A la noche, a su hora acostumbrada, vinieron Pedro y María; ambos venían solos.
-¿No ha venido hoy Ventura al lugar? preguntó Ana.
- Sí, respondió Pedro; pero hay fiesta, y se lo llevarán allá los amigos: siempre ha sido tan bailador, que dejaría la comida por un fandango.
-¿Y Rita, dijo Elvira, no estaba en su casa de Vd., tía María?
- Sí, hija mía, allí se vino; pero se quiso ir con la vecina a la fiesta. Le dije que haría mejor en no ir; pero como nunca me hace caso...
-Y le dijo Vd., muy bien, María, añadió Pedro, la mujer honrada, la pierna quebrada, y en casa.
Mustias estaban y silenciosas, cuando entró de repente Perico.
La escasa luz del velón, amortiguada por la pantalla, les impidió observar el trastorno completo de su fisonomía. Cercaban sus ojos ardorosos unas ojeras que parecían puestas allí por largos días de enfermedad: sus labios secos y rojos eran los de un calenturiento.
Echó una rápida mirada en torno suyo, y preguntó bruscamente:
-¿Dónde está Rita?
Todos callaron: al fin dijo María tímidamente:
-Hijo mío, ha ido con la vecina un ratito a la fiesta... le dio por ahí... como era día de Pascua... Ya no puede tardar.
Perico salió con ímpetu, sin contestar palabra.
Su madre se levantó precipitadamente y le siguió; mas no le alcanzó.

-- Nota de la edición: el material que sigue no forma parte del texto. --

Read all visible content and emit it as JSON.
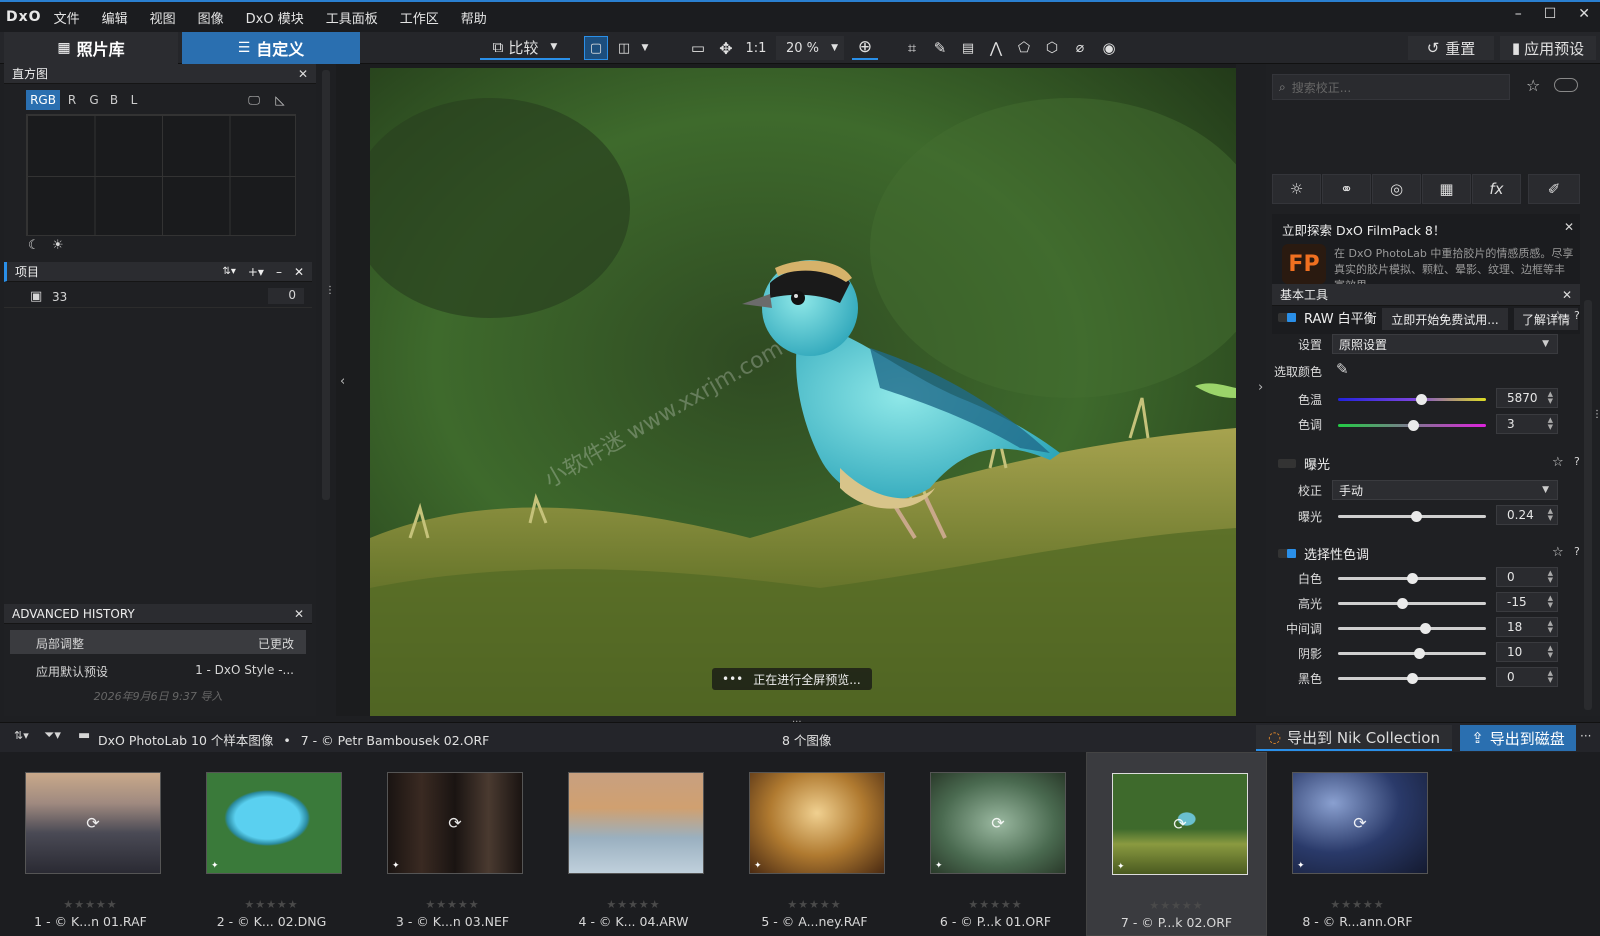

-Dígole a Vd., María, dijo Pedro, que Perico haría bien en zurrarle la pavana, y que yo no le había de decir palabra.
-No diga Vd. eso, Pedro, respondió María, no es Perico capaz de ponerle la mano encima a una mujer. ¡Pobrecilla mía! vamos a ver, ¿qué mal hay en que dé cuatro saltos? Pedro, los viejos no se deben olvidar de que fueron mozos.
Entraba en éstas Ana azorada.
-Pedro, dijo, vaya Vd. a la fiesta.
-¿Yo? respondió Pedro, está Vd. fresca. A tres bombas estoy yo con la tal fiesta. Si le calienta Perico las costillas a la suya, bien empleado se le estará. No será mi pañuelo el que enjugue las lágrimas.
-Pedro, vaya Vd. a la fiesta, volvió a decir Ana; pero esta vez con tal acento de angustia, que Pedro volvió la cabeza y se la quedó mirando.
Ana lo cogió de un brazo, lo levantó, lo llevó consigo a un lado, y le dijo algunas rápidas palabras a media voz.
Al oírlas el anciano, dio un grito sofocado, cruzó las manos en que apoyó su frente, cogió apresuradamente el sombrero, y se arrojó fuera del cuarto.